Search code examples
streamapache-flinkflink-streaming

How to use ListState for BroadcastProcessFunction in Flink


We have a non-keyed data stream which contains transactions and a broadcast stream which contains rules. In fact, we want to process transactions based on the last seen rule. If our last seen rule is daily, we have to add current transaction to dailyTrnsList. Also, if the dailyTrnsList size is greater than threshold, we must clear the list and write transactions to database. We do the same thing if the last seen rule is temp.

The code is in following:

public class TransactionProcess extends BroadcastProcessFunction<String, String, String>{
private List<String> dailyTrnsList = new ArrayList<>();
private List<String> tempTrnsList = new ArrayList<>();

private final static int threshold = 100;

private final MapStateDescriptor<String, String> ruleStateDesc =
        new MapStateDescriptor<>(
                "ControlMapState",
                BasicTypeInfo.STRING_TYPE_INFO,
                BasicTypeInfo.STRING_TYPE_INFO);

  @Override
  public void processElement(String s,
                           ReadOnlyContext readOnlyContext,
                           Collector<Transaction> collector) throws Exception
 {
    String ruleName = readOnlyContext.getBroadcastState(ruleStateDesc).get("rule");

    if(ruleName.equals("daily"))
        {
            dailyTrnsList.add(s);
            if(dailyTrnsList.size()>=threshold)
                {
                    List<String> buffer = dailyTrnsList;
                    dailyTrnsList = new ArrayList<>();
                    insert_to_db(buffer,"daily");
                }
        }
    else if(ruleName.equals("temp"))
        {
            tempTrnsList.add(s);
            if(tempTrnsList.size()>=threshold)
                {
                    List<String> buffer = tempTrnsList;
                    tempTrnsList = new ArrayList<>();
                    insert_to_db(buffer,"temp");
                }
        }

    collector.collect(s);

   }
  @Override
  public void processBroadcastElement(String s,
                                    Context context,
                                    Collector<CardTransaction> collector) throws Exception
  {
    if (s.equals("temp"))
    {
        context.getBroadcastState(ruleStateDesc).put("rule", "temp");
    List<String> buffer = dailyTrnsList;
        dailyTrnsList = new ArrayList<>();
        insert_to_db(buffer,"daily");
    }
    else if (s.equals("daily"))
    {
        context.getBroadcastState(ruleStateDesc).put("rule", "daily");
        List<String> buffer = tempTrnsList;
        tempTrnsList = new ArrayList<>();
        insert_to_db(buffer,"temp");
      }
    }
  }

Our problem is writing a fault tolerance approach. We do not know how to use ListState for our issue. The only solutioln that we have found so far is implementation of CheckpointedFunction interface which was under Working with State section in Flink document.

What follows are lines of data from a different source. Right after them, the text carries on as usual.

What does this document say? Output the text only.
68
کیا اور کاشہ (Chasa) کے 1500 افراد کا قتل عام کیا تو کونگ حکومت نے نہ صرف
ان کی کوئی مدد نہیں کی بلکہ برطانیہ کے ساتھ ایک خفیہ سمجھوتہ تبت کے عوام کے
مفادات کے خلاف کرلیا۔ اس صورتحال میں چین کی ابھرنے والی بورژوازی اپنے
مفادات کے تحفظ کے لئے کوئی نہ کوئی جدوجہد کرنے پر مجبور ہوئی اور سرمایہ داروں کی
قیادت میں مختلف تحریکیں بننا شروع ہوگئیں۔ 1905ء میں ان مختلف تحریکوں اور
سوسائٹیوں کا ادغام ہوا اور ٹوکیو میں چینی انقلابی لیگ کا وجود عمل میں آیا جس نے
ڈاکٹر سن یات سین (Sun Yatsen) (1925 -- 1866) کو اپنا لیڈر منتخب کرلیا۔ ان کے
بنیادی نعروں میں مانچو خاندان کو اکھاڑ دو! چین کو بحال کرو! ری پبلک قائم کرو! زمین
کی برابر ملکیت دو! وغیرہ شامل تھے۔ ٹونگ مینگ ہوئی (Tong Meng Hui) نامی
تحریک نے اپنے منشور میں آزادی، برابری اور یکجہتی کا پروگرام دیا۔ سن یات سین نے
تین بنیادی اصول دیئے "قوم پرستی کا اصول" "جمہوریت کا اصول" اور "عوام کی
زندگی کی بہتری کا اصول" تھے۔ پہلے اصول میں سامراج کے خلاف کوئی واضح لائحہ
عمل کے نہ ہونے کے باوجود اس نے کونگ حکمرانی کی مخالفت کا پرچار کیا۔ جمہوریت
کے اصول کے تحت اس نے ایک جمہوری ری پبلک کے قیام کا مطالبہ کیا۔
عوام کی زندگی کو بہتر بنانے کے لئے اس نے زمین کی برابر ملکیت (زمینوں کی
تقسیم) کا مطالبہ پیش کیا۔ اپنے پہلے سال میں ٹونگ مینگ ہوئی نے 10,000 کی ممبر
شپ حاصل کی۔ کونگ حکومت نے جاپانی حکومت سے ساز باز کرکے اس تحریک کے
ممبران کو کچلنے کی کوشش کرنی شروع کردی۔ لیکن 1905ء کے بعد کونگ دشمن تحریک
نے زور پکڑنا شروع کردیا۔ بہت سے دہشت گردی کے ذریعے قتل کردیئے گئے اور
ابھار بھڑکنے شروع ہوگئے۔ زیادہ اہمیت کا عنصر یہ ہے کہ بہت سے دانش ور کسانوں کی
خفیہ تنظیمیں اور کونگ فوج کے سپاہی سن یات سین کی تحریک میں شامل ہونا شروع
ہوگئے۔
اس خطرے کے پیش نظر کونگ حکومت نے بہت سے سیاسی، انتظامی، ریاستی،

private ListState<String> dailyTrns;
private ListState<String> tempTrns;

@Override
public void snapshotState(FunctionSnapshotContext functionSnapshotContext) throws Exception {
    dailyTrns.clear();
    tempTrns.clear();
    for (String[] element : dailyTrnsList)
        dailyTrns.add(element);
    for (String[] element : tempTrnsList)
        tempTrns.add(element);
}

@Override
public void initializeState(FunctionInitializationContext context) throws Exception {

    dailyTrns = context.getOperatorStateStore().getListState(dailyDescriptor);
    tempTrns = context.getOperatorStateStore().getListState(tempDescriptor);
    if (context.isRestored()) {
        for (String[] element : dailyTrns.get())
            dailyTrnsList.add(element);
        for (String[] element : tempTrns.get())
            tempTrnsList.add(element);
    }
}

Would you please guide us, if this approach is not the correct solution, what else we can do? and if the solution is correct, what happen for elements that are not transferred from dailyTrnsList and tempTrnsList to dailyTrns and tempTrns?

Any help would be appreciated.

Thank you in advance.


Solution

  • You could simplify your implementation so as to not have to worry about this. You could do the following:

    (1) Simplify the BroadcastProcessFunction so that all it does is to split the incoming stream into two streams: a stream of daily transactions and a stream of temporary transactions. It does this by choosing one of two side outputs based on the latest rule.

    (2) Follow the BroadcastProcessFunction with count windows that create batches and write them to the database.

    Or instead of using side outputs, the BroadcastProcessFunction could write out tuples of (rule, transaction), and then you could key the stream by the rule. Either way, the idea would be to let the window API take care of managing fault tolerant lists for you.